Live updates: Interest rates cut to record low

  • The Bank of England has cut interest rates to a record low
  • The drop from 0.5% to 0.25% is the first cut since March 2009
  • It is designed to boost the economy and ward off recession after the Brexit vote
  • Governor Mark Carney told ITV News high street banks must pass on the cut to customers
  • Our economics editor said a "sledgehammer" of a package had been delivered to avoid recession

Live updates

Former Chancellor approves BoE's economic measures

George Osborne posted tweets in support of the interest rate cut.

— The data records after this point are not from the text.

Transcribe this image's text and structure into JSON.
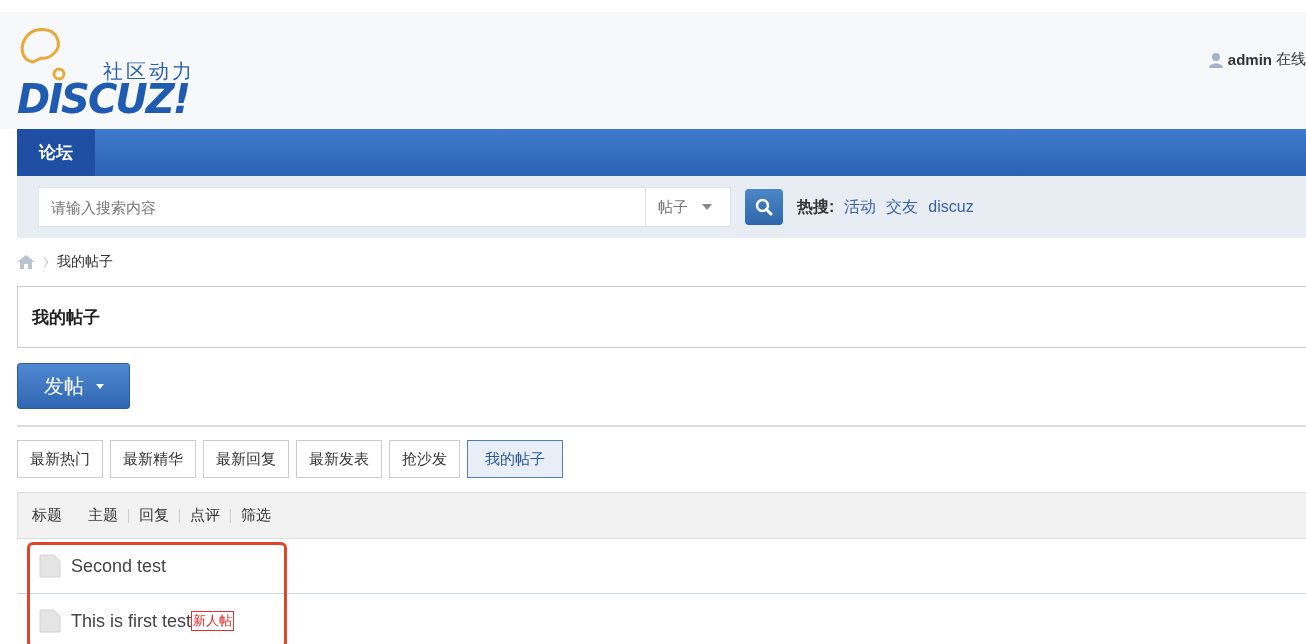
{
  "logo": {
    "tagline": "社区动力",
    "wordmark": "DISCUZ!"
  },
  "user": {
    "name": "admin",
    "status": "在线"
  },
  "nav": [
    {
      "label": "论坛",
      "selected": true
    }
  ],
  "search": {
    "placeholder": "请输入搜索内容",
    "scope": "帖子",
    "hot_label": "热搜:",
    "hot_links": [
      "活动",
      "交友",
      "discuz"
    ]
  },
  "breadcrumb": [
    "我的帖子"
  ],
  "page_title": "我的帖子",
  "post_button": "发帖",
  "tabs": [
    {
      "label": "最新热门",
      "selected": false
    },
    {
      "label": "最新精华",
      "selected": false
    },
    {
      "label": "最新回复",
      "selected": false
    },
    {
      "label": "最新发表",
      "selected": false
    },
    {
      "label": "抢沙发",
      "selected": false
    },
    {
      "label": "我的帖子",
      "selected": true
    }
  ],
  "table": {
    "title_label": "标题",
    "filters": [
      "主题",
      "回复",
      "点评",
      "筛选"
    ],
    "rows": [
      {
        "title": "Second test"
      },
      {
        "title": "This is first test",
        "badge": "新人帖"
      }
    ]
  }
}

Credit: Jonathan Brady / PA Wire

Former Chancellor George Osborne has tweeted his approval for the Bank of England's (BoE) decision to cut interest rates and introduce other measures to support the UK's post-Brexit economy.

Osborne, who has been recognised for his work at the Treasury by former Prime Minister David Cameron with a Companion of Honour, called the BoE's announcement a "triple whammy".


Banks have 'no excuse' not to pass on interest rates cut

High Street banks have "no excuse" not to pass on the Bank of England's cut to a record low 0.25% base interest rate to their customers, Governor Mark Carney has said.

Responding to a question from ITV News Economics Editor Noreena Hertz, Mr Carney also explained why he was "not a fan of negative interest rates".


Governor: Bank's £170bn package 'timely' after Brexit

Governor Mark Carney was speaking after the Bank reduced interest rates to a record low level.

The Bank of England's emergency £170 billion package of measures is a "timely, coherent and comprehensive" after Brexit, Governor Mark Carney has said.

Mr Carney said the package to prevent a recession met "the need for (economic) stimulus now" and is "appropriately sized" for the market shock of Britain's exit.

He said all the measures can be increased.

ITV News Business Editor Joel Hills said the Bank estimates growth will be 2.5% lower in the coming years because of Brexit.

Rates cut is biggest single growth downgrade in 23 years

The interest rates cut represents the biggest single downgrade to growth in 23 years and what happens next is "highly uncertain", ITV News Business Editor Joel Hills has said.

Joel Hills added that the record-low inflation rate cut could benefit around half of Britain's 11 million households.